A love letter to Thailand

My book Brains, Hearts and Wandering Souls (German title: Schlagartig alles anders) is my attempt to capture this paradox: that we had to leave one of the richest countries in the world to find humanity where others least expected it.

Thailand gave my husband back his dignity. It gave me back hope. And it showed us both that quality of life is not about wealth, but about warmth.

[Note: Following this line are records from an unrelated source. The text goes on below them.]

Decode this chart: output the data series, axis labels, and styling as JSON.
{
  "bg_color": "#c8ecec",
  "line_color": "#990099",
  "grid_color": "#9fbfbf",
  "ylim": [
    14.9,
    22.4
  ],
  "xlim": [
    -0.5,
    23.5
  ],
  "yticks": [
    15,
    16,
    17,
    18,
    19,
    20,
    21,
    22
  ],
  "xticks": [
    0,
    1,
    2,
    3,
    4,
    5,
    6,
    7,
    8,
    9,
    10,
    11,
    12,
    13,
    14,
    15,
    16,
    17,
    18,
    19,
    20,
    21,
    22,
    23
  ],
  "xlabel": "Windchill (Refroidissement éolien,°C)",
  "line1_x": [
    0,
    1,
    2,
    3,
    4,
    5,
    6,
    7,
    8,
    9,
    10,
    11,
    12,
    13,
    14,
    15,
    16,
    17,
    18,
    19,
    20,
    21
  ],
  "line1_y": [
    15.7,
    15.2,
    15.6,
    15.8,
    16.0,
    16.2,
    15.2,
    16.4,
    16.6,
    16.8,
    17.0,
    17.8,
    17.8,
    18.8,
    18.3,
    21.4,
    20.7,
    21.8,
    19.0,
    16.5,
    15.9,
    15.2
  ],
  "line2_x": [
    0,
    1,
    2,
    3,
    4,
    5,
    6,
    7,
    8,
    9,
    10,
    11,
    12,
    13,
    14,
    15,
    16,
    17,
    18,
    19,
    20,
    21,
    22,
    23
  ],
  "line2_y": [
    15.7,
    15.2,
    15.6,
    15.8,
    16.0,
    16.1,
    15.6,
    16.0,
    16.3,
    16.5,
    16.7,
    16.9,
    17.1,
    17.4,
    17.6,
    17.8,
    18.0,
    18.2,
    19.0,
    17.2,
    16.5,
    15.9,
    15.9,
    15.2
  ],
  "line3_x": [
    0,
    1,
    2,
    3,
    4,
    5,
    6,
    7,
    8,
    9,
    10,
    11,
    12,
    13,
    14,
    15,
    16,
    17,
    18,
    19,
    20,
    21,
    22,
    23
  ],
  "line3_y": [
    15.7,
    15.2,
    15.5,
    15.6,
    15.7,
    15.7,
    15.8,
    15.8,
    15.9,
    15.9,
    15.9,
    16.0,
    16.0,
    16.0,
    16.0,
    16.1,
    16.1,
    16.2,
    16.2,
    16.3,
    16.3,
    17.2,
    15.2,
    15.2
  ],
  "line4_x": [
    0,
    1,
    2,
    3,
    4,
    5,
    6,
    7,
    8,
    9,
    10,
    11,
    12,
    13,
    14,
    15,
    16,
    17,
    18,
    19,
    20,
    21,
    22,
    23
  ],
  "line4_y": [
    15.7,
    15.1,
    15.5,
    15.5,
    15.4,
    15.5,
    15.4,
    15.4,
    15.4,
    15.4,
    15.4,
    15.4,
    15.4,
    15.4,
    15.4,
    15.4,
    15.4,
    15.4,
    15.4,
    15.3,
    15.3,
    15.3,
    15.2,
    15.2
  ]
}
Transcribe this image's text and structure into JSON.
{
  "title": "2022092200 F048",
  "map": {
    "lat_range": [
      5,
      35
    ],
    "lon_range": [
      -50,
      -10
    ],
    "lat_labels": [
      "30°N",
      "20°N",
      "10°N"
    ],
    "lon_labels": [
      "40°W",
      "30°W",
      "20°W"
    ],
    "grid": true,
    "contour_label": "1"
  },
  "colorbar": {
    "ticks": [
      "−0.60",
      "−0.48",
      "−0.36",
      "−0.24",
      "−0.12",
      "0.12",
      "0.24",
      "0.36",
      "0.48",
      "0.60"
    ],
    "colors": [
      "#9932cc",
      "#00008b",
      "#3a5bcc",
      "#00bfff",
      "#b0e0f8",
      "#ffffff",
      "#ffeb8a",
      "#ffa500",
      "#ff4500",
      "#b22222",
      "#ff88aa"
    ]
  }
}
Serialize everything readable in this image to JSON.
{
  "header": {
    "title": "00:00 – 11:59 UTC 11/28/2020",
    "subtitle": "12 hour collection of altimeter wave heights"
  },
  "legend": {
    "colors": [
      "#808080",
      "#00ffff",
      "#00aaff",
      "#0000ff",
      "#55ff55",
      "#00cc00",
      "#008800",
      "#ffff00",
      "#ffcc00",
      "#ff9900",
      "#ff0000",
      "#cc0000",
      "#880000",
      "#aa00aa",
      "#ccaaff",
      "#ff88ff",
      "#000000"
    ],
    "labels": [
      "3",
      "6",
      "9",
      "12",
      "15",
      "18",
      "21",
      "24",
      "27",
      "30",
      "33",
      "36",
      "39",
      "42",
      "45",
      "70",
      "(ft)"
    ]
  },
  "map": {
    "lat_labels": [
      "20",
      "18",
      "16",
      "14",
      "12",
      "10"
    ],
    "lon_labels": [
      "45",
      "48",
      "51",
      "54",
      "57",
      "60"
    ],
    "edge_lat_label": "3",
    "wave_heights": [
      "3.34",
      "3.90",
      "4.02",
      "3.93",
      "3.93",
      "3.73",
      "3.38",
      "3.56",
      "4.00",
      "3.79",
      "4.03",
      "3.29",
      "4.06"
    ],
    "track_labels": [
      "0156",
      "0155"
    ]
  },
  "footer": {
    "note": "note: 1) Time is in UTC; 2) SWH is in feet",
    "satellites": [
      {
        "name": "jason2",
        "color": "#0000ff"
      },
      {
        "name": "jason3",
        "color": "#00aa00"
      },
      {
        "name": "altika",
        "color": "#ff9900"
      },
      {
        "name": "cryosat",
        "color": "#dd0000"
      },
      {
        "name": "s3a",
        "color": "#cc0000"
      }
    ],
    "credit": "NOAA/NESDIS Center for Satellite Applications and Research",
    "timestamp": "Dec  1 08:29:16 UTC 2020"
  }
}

For that, I will remain forever grateful.

About the Author:

Ann Amann lives in Zurich and Chiang Mai, Thailand. She wrote a book about the two most intense years of her life. It is the life story of a strong woman who, although coming from a petit-bourgeois background, moved to the “Gold Coast” of Zurich after her marriage, had two children and fulfilled almost everything that was expected of her. After her divorce, she built up a business in tourism and met her great love Martin at the end of her forties.

Suddenly everything changed and she faced the most difficult situation in her life – she was forced into a Life Change. Transformed through the knowledge and Resilience she gained by practicing Buddhism Philosophy and her Life in Asia, she fought unconventionally and courageously back to a life of Happiness. She shares her journey/experiences between the two worlds of Zurich and Chiang Mai, Thailand. Ann wrote an inspirational book, about Quality of Life, when we have the courage to deal with the fact that each of us can face a great crisis in life and then … ? Is that the end? Or do we give ourselves the chance to make it beautiful, albeit different.